The Administration’s proposed budget for Fiscal Year 2017 features several proposals that would impact charitable organizations and their donors, including proposals to streamline the private foundation excise tax on net investment income, consolidate the deduction limits for charitable contributions and strengthen the requirements for qualified conservation easements.

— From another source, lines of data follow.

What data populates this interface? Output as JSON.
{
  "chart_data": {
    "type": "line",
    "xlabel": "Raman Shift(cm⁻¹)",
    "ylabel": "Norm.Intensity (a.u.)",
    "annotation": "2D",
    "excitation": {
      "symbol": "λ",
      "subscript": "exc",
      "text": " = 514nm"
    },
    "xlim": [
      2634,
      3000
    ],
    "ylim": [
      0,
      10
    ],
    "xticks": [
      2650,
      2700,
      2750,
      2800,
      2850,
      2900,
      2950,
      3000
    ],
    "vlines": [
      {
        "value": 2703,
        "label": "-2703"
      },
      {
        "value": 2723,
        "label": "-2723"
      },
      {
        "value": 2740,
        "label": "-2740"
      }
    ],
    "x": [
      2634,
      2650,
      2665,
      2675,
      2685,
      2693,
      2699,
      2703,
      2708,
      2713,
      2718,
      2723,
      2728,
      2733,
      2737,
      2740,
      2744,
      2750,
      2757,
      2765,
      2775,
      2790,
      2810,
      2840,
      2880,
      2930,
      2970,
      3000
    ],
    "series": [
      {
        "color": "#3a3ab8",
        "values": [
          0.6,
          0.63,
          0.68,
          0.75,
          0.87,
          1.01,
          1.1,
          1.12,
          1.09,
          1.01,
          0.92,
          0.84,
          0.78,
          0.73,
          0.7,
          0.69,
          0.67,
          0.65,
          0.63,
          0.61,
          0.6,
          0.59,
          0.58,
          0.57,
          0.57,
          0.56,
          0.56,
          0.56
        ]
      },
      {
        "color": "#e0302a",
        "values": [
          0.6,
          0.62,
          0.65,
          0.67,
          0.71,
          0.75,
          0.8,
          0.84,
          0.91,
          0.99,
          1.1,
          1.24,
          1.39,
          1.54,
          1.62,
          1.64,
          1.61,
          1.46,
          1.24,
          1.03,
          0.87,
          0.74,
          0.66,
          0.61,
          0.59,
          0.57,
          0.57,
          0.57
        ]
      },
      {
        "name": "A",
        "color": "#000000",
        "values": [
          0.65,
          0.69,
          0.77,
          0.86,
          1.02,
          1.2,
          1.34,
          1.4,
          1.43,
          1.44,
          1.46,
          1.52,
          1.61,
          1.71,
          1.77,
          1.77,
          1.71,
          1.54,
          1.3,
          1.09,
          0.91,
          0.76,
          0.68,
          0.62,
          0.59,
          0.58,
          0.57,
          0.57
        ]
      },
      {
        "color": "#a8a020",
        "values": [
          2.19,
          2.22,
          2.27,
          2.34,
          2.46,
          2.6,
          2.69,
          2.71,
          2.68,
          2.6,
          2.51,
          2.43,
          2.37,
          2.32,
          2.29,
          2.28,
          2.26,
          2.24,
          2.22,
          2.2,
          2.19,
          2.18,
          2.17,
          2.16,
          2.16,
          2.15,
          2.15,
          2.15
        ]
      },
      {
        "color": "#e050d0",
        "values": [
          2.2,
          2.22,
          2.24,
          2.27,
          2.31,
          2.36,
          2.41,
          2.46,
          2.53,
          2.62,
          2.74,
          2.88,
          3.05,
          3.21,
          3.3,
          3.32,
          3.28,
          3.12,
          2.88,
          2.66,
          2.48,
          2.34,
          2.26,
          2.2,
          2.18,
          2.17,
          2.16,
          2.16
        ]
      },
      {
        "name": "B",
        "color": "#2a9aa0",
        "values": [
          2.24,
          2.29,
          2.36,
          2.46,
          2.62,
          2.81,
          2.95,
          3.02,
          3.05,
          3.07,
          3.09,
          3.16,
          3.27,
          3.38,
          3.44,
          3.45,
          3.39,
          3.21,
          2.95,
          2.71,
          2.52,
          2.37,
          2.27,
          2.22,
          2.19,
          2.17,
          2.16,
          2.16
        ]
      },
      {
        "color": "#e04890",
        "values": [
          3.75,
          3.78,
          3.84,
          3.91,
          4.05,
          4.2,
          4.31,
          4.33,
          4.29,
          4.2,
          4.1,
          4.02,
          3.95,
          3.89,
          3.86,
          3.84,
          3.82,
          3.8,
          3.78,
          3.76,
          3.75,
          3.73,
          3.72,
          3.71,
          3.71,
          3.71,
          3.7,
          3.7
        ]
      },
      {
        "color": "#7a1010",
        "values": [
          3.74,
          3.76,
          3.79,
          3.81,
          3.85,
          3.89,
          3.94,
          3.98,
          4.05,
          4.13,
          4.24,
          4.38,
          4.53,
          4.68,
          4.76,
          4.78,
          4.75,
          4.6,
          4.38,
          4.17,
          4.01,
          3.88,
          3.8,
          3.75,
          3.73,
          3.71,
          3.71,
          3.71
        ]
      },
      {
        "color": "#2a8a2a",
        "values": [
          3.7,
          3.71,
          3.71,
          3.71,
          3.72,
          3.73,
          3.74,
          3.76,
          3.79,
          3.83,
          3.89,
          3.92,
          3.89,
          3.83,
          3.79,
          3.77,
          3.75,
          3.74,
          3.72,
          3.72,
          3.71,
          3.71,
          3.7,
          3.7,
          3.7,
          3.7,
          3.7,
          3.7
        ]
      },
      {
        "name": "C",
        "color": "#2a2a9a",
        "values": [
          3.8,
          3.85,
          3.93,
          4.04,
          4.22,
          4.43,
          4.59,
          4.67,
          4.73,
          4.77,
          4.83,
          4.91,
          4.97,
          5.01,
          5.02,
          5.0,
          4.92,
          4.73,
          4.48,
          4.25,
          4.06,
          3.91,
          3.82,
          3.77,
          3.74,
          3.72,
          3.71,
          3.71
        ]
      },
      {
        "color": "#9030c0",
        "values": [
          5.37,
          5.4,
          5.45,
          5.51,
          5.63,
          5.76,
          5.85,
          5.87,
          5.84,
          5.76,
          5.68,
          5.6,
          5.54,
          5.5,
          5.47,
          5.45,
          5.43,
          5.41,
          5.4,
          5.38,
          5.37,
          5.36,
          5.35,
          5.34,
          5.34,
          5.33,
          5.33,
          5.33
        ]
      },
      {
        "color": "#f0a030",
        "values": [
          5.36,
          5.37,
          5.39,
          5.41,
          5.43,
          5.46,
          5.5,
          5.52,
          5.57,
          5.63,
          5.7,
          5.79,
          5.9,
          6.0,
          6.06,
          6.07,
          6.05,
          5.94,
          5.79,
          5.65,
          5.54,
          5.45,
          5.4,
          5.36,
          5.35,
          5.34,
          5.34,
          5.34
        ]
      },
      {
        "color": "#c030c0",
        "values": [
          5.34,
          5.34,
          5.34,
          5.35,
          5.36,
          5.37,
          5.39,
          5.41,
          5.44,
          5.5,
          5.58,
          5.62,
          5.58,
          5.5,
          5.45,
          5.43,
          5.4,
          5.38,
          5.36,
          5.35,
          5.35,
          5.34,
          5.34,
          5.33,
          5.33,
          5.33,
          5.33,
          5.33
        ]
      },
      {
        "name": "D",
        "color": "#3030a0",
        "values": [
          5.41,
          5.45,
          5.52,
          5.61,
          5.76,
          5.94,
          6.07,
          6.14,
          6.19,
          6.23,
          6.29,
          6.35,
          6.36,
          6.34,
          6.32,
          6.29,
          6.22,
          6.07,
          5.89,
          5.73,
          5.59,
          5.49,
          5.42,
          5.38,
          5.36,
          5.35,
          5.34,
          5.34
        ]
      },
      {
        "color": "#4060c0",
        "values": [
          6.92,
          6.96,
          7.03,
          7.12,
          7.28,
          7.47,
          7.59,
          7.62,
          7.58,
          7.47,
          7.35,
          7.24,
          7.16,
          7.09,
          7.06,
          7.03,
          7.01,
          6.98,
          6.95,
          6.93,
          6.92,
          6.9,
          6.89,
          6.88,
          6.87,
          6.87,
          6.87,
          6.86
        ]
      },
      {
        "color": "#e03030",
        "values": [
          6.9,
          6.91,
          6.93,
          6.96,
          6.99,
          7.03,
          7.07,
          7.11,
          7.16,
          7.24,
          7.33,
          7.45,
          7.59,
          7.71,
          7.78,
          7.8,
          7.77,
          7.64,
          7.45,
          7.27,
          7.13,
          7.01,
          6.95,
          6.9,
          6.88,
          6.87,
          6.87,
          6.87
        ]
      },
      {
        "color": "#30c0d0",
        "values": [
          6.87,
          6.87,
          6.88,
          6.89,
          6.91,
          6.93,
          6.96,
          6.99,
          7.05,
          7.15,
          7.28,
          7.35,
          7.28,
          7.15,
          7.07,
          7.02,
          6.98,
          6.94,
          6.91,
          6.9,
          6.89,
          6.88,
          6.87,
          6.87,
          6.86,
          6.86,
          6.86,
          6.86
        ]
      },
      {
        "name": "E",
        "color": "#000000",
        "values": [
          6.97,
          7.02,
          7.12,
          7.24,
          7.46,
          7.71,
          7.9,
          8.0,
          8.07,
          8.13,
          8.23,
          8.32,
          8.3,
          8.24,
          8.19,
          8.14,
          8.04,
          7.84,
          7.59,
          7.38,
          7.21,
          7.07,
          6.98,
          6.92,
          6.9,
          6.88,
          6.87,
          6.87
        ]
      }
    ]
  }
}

Proposal to Streamline Private Foundation Excise Tax

Under current law, private foundations are subject to a 1-2% excise tax on their net investment income, including net capital gains.  The default tax rate is 2%, but the tax is reduced to 1% for any year in which the foundation’s charitable expenditures exceed the adjusted five-year average of these expenditures.  This two-tiered tax structure has been criticized for both its complexity and its consequence of effectively penalizing foundations for significantly increasing their charitable spending in any given year, which, under the current regime, will push up the foundation’s five-year average and thus, the amount of charitable grants it must make in future years in order to qualify for the reduced rate of 1%.  The proposal seeks to eliminate this disincentive by replacing the two rates with a single 1.35% tax that would apply to foundations without regard to their prior year charitable expenditures.  (Note that taxable foundations, such as certain charitable trusts, also may be subject to the excise tax for years in which their federal income tax due would otherwise be less than what they would owe in income and excise taxes if they were tax-exempt.  Under the proposal, the applicable tax rate would be set at 1.35%, but these rules would otherwise remain unchanged.)

Proposals to Consolidate Charitable Deduction Limits and Extend Carryforward Period

Charitable contributions by individual donors are currently deductible up to a percentage of the donor’s adjusted gross income (“AGI”), determined without regard to net operating loss carrybacks.  The percentage limit may be 50%, 30% or 20%, depending, among other things, on the type of asset donated and whether the donee is a public charity or private foundation.  If the amount contributed exceeds the percentage limit, the excess deduction is disallowed in the year of contribution but can be carried forward for up to five years.

The proposal would consolidate the deduction limits for individual donors by leaving the 50% limit in place for cash donations to public charities and imposing a 30% limit on all other donations (except for qualified conservation contributions, as discussed below).  The proposal also would extend the carryforward period for excess contributions from five years to fifteen years, giving donors more time to utilize any unused deductions.  (The proposal would not affect corporate donors, which would remain subject to a 10% deduction limit.)

Changes in Requirements for Conservation Easements

Under current law, donors may deduct the fair market value of “qualified conservation contributions,” including easements governing the use of real property that are granted to qualified charitable organizations exclusively for conservation purposes (such as the preservation of certain historic structures).  A number of requirements must be satisfied in order for a conservation easement contribution to be deductible, but qualified contributions are eligible for a 50% AGI deduction limit (100% for certain farmers and ranchers) and a fifteen year carryforward period for the portion of any contribution that exceeds the deduction limit.

Conservation easements can be prone to abuses, which has resulted in these types of contributions being the subject of controversy, Congressional scrutiny, and IRS enforcement actions.  Among the conservation easement issues that have attracted concern and attention are potentially inflated valuations and the granting of easements that do not serve a legitimate conservation purpose or that otherwise lack substance.  The Administration has proposed a number of recommendations to target these and other potential areas of abuse, including:

  •  issuing regulations to strengthen the requirements for qualifying organizations based on best practices (for example, disallowing donations between related parties and requiring that qualifying organizations have sufficient assets and expertise to enforce the easements and policies in place to review and approve the easements);
  • modifying the definition of eligible “conservation purposes” to require that all contributed easements further a delineated and approved government conservation policy and yield a “significant public benefit;”
  • imposing additional substantiation and certification requirements for donors and donee organizations; and
  • requiring further reporting and public disclosures for donee organizations.

The Administration also would pilot a non-refundable conservation credit program that could eventually replace the deduction for conservation easements.

Additional Proposals

Other proposals put forward by the Administration include:

  • Mandatory e-filing for all tax-exempt organizations required to file Form 990 series returns and Form 8872 returns.
  • Increased standard mileage rates for volunteers claiming a deduction for charitable use of a car.
  • Repeal of the $150 million non-hospital bond limitation on qualified Section 501(c)(3) bonds.

Proposal Prospects

It appears unlikely that the proposal will be enacted into law, but the provisions may spur additional legislation, and confirm that the issues covered in the proposal continue to be high up on Washington’s reform list.